At this point, you may think you’ve wandered into a Gallic variation on “Cabaret,” or immersive naughty nightclub pieces like “Queen of the Night.” And when Ms. Olivo makes her entrance on a trapeze, singing “Diamonds Are Forever” with a Shirley Bassey huskiness, she is just the sort of flower that would grow from such fecund soil.
But wait. There’s a young man who sees her soul beneath the spangles, and who exudes the glowing naïveté of an American innocent newly arrived in Sodom. That’s Christian (a shining Aaron Tveit, in the role created on screen by Mr.
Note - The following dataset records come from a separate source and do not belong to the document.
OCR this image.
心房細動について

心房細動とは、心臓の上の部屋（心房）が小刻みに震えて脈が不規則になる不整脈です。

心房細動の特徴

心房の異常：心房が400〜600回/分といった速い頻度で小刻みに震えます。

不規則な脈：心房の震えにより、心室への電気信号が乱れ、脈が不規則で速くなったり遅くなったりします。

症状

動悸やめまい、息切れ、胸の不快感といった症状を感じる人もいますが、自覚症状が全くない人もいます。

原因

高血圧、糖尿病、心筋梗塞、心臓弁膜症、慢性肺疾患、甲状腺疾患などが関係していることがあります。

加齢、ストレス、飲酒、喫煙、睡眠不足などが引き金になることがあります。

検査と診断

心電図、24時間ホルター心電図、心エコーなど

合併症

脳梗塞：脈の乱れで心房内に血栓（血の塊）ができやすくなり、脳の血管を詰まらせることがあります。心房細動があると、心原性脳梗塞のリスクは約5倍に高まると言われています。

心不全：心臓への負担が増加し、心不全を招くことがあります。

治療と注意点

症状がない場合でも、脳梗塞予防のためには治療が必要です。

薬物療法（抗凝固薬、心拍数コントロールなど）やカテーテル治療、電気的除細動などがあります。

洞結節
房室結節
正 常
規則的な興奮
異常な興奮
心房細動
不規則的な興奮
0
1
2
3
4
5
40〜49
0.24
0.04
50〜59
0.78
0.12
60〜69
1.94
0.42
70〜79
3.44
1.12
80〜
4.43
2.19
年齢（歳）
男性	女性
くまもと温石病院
McGregor), a penniless composer, who’s been brought to the Moulin Rouge by his newfound friends Santiago and Toulouse-Lautrec (Ricky Rojas and Sahr Ngaujah, both delightful).
That Mr. Ngaujah (“Fela” on Broadway) looks nothing like the artist whose name he carries is a relief, a liberation from literal-mindedness. And it befits a show in which Lady Gaga’s “Bad Romance” is performed as a rough-and-tumble Folies Bergères-style rehearsal number.
That blissful sequence, which comes at the beginning of the overlong second act, is part of the show-within-the-show: a musical melodrama with songs by Christian and a script by Toulouse-Lautrec, with Satine as the star and the Duke as the producer.
It becomes the vehicle through which Satine, who has become the Duke’s mistress, and Christian act out their purer love, which is too radiant for this dingy planet. Will the duke twig on and destroy their love — not to mention the show, which is meant to save Zidler from bankruptcy?
You probably know the answers. But even if you’ve seen the movie, you’ll probably still be surprised by the triumphant ways in which recent pop standards have been reclaimed for the stage. Mr. Burstein leads a fabulous rendition of Florence and the Machine’s “Shake It Out,” the Moulin Rouge’s answer to “Put on a Happy Face.”
And Ms. Olivo and Mr. Tveit, in a role he was born to play, make contemporary aural wallpaper like “Firework” (Ms. Olivo), “Roxanne” (Mr. Tveit) and “Rolling in the Deep” (both) sound like impassioned, personal cris de coeur that their characters might have invented on the spot and out of necessity. These songs are their songs, which somehow makes them, more than ever, your songs, too.